While fundamentally consistent with the approach advanced by the Postal Service
over the past year, the update incorporates important refinements of financial
projections and recommended legislative reforms.
At its core, the plan requires the reduction of
annual costs by at least $20 billion by 2015, rising to more than $22 billion
by 2016. This cost reduction is necessary given projected declines in
First-Class Mail volume, which already has dropped by 25 percent since 2006.
However, the Postal Service can achieve only a portion of these reductions
under current business model constraints; legislative changes are needed to
achieve the full $20 billion in cost reductions.
In the absence of legislative reform that
quickly enables meaningful operational changes and cost reductions, the Postal
Service could incur annual losses as great as $18.2 billion by 2015, and
accumulate a total debt of $92 billion by 2016.
The comprehensive 5-year plan provides an
achievable roadmap to long-term financial stability and independence from
taxpayer support. It also provides for full repayment of $12.9 billion in debt
USPS currently owes the U.S. Treasury.
A central tenet of the plan is that success is
not dependent upon achieving a mix or subset of reforms. The scale of the financial challenge requires that all
the major elements be pursued concurrently and fully executed within a short
window of opportunity.
Among the major legislative reforms recommended,
the most significant include enabling the Postal Service to provide employee
health benefits independent of federal programs ($7.1 billion annual cost
reduction), and transitioning to a national five-day delivery schedule ($2.7
billion annual cost reduction).
The Postal Service also is aggressively pursuing
the realignment of its mail processing, retail and delivery operations, which
is expected to yield more than $8.1 billion in annual cost reduction.

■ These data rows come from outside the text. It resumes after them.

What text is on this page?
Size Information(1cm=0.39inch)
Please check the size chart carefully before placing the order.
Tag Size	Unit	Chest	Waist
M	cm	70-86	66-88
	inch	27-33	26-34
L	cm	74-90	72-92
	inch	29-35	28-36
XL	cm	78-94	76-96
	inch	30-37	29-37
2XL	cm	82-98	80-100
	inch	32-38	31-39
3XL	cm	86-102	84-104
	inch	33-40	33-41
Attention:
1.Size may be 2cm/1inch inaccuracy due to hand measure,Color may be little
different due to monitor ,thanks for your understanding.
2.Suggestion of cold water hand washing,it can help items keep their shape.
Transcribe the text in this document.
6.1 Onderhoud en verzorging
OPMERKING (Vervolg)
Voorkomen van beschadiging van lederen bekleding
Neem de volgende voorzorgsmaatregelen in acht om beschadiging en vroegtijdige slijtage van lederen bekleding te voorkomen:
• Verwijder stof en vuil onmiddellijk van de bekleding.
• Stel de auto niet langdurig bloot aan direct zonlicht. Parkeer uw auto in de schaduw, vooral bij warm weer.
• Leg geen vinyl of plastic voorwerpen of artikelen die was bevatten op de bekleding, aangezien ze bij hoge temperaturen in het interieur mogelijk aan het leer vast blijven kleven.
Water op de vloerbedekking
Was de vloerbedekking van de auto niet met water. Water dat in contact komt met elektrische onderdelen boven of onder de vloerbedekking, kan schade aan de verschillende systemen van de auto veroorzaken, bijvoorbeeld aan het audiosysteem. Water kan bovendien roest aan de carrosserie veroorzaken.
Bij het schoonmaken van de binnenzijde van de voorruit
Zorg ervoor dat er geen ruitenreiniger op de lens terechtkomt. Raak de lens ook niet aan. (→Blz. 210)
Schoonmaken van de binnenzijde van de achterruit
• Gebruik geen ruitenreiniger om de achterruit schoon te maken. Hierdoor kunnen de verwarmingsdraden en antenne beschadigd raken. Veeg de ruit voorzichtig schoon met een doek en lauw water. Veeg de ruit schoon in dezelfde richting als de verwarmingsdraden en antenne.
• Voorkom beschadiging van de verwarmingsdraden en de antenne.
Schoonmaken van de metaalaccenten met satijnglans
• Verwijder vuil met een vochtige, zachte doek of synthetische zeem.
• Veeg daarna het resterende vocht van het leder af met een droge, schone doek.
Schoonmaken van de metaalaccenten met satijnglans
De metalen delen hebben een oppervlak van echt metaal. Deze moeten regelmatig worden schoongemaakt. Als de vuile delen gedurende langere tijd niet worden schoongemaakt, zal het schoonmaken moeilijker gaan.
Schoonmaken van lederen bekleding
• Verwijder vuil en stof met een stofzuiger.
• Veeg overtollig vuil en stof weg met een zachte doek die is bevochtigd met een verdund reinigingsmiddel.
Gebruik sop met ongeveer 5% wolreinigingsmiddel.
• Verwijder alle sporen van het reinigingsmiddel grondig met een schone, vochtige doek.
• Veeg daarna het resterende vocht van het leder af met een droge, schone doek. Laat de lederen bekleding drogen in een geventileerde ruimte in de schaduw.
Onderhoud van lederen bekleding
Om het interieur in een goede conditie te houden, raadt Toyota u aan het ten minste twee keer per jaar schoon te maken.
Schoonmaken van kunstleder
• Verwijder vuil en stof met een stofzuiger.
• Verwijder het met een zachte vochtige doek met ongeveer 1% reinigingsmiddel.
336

Additionally, the Postal Service is seeking other significant cost reductions
and is continuing efforts to grow or retain revenues within its current business
model.
The plan has been independently reviewed and
analyzed by Evercore Partners, one of the nation’s leading independent
investment banks and a prominent financial advisor on major corporate
restructurings. Evercore Partners played an important role in analyzing Postal
Service models and assumptions and validating the approach taken by management
to develop the plan. The plan also reflects prior business model analysis from
McKinsey & Company and revenue projections from the Boston Consulting Group.